Tout savoir sur BDS, le mouvement de boycott contre l’occupation israélienne

mercredi 25 avril 2018

Vous êtes nombreux à vouloir soutenir BDS, le mouvement de boycott contre l’occupation israélienne mais difficile parfois de s’y retrouver. Le Courrier de l’Atlas a fait appel à Imen Habib, l’une des animatrices de la Campagne BDS France. Elle répond à toutes vos interrogations.

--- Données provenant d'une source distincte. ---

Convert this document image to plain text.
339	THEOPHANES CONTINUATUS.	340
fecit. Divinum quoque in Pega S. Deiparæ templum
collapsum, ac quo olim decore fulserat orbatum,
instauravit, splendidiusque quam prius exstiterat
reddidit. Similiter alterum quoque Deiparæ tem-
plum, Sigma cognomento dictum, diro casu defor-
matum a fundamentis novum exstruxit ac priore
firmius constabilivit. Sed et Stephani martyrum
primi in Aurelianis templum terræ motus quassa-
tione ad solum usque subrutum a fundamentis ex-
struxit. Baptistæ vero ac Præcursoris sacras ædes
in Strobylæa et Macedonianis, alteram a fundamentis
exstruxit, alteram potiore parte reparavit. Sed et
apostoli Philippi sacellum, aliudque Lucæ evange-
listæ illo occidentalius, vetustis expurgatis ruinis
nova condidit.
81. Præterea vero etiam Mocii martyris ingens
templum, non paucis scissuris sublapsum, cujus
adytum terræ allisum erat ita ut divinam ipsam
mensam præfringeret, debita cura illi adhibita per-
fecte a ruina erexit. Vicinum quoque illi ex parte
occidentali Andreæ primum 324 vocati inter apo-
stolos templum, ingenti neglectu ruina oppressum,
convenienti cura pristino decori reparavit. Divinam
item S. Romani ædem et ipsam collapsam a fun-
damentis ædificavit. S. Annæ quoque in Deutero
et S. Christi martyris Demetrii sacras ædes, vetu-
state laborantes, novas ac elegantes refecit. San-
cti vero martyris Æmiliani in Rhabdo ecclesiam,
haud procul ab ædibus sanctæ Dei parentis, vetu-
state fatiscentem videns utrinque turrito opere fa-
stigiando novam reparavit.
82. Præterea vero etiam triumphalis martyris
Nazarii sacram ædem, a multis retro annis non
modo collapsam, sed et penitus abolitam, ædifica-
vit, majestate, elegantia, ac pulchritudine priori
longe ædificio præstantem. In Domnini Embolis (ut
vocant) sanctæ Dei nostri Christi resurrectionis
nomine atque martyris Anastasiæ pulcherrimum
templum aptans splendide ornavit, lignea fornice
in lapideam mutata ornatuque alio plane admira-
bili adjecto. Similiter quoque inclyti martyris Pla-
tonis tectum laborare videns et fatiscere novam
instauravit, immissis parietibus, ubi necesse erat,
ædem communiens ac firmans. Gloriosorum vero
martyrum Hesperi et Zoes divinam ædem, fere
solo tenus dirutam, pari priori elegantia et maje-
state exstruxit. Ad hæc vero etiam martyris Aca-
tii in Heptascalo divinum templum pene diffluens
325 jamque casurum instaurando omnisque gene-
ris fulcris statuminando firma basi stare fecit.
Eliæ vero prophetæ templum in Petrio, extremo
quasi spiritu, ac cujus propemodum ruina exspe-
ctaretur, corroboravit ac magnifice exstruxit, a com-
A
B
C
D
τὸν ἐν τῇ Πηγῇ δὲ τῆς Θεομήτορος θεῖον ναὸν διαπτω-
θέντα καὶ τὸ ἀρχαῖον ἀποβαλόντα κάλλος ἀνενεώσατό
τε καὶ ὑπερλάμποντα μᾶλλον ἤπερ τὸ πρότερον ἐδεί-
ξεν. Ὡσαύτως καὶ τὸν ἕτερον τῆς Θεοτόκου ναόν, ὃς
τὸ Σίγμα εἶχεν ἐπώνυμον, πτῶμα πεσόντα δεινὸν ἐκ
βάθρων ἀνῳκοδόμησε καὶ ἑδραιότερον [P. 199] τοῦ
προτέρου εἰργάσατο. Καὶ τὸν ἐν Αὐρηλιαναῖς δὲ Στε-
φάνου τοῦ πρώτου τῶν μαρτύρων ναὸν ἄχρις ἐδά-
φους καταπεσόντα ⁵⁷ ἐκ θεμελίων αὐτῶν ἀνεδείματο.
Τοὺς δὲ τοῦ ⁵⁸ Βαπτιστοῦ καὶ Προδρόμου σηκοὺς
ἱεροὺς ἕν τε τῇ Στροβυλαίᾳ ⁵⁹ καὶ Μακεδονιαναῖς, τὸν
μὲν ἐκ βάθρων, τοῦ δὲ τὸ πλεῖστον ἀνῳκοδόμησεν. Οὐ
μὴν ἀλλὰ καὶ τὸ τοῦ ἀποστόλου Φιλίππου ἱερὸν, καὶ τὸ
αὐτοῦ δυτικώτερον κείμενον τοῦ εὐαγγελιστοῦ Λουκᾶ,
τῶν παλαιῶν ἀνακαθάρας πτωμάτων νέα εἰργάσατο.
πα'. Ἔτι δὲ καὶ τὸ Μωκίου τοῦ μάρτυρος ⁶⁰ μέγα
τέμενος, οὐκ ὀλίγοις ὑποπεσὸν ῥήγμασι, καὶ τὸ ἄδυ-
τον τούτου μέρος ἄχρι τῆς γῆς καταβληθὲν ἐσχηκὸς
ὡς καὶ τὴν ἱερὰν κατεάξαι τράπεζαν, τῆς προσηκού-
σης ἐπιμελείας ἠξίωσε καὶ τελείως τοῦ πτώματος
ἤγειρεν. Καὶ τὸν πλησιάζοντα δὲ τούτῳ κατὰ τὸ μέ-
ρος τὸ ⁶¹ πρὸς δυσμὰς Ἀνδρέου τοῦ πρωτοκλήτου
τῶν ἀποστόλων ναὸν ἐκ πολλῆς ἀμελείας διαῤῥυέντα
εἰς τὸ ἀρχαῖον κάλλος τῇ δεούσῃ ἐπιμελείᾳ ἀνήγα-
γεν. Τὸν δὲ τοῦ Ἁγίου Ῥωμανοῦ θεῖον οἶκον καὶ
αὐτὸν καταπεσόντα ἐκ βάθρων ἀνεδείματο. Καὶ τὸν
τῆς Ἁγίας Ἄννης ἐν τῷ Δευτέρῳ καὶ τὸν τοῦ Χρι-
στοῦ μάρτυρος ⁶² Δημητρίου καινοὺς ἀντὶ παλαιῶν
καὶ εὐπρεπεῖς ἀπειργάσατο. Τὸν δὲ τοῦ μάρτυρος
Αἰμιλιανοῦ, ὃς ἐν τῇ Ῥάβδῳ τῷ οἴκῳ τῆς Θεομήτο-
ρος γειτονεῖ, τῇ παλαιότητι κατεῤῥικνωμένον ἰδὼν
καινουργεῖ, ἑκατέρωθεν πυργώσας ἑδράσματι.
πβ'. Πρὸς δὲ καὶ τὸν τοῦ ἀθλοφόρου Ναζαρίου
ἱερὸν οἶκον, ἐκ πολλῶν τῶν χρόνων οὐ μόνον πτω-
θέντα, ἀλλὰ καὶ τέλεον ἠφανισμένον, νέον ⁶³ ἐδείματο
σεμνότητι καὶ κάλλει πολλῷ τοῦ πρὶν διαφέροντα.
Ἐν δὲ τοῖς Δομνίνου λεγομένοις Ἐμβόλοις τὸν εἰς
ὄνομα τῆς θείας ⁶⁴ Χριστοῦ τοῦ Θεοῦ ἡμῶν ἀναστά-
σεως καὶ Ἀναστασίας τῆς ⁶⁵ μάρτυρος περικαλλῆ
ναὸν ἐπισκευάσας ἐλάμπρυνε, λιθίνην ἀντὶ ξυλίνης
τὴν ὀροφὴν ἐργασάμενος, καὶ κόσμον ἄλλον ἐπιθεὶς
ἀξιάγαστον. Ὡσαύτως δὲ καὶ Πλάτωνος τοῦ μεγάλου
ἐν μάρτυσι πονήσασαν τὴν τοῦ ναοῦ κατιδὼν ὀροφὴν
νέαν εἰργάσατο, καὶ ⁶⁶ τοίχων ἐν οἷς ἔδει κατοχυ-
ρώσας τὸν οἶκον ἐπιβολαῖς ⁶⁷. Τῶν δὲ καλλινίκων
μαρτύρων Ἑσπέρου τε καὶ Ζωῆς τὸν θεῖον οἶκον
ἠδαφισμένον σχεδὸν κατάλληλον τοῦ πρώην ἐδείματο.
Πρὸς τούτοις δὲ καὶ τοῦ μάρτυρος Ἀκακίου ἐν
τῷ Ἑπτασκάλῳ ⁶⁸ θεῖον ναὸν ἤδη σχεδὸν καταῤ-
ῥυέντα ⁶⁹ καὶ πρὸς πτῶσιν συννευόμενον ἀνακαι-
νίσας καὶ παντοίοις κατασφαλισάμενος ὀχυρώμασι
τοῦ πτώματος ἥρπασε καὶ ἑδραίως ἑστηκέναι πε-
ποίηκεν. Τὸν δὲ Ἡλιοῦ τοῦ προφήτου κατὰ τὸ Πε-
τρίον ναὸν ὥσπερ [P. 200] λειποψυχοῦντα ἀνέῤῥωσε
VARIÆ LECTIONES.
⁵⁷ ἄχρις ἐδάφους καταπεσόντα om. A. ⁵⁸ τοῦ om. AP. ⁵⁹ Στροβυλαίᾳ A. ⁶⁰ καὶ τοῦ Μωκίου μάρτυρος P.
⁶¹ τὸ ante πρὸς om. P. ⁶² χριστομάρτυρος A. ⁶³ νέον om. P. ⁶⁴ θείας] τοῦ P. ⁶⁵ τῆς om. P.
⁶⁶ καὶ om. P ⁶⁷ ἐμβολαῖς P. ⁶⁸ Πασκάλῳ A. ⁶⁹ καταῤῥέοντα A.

Qu’est ce que le BDS exactement ?

Imen Habib : BDS, ça signifie "Boycott, Désinvestissement, Sanctions". Au niveau du boycott, celui qui est le plus connu est le boycott économique, mais nous demandons aussi par exemple aux artistes français de refuser de divertir l’apartheid israélien en se produisant à Tel Aviv, comme si de rien n’était. Le désinvestissement consiste à exiger des entreprises, notamment françaises, à cesser leur investissement dans des entreprises israéliennes ou dans les colonies et de cesser ainsi de tirer profit de la colonisation et de l’apartheid israélien imposé au peuple palestinien.

JPEG - 78.9 ko Des militant-e-s de la Campagne BDS France, rassemblé-e-s devant le palais des congrès de Paris ou se tenait l’assemblée générale d’Orange, le 27 mai 2017.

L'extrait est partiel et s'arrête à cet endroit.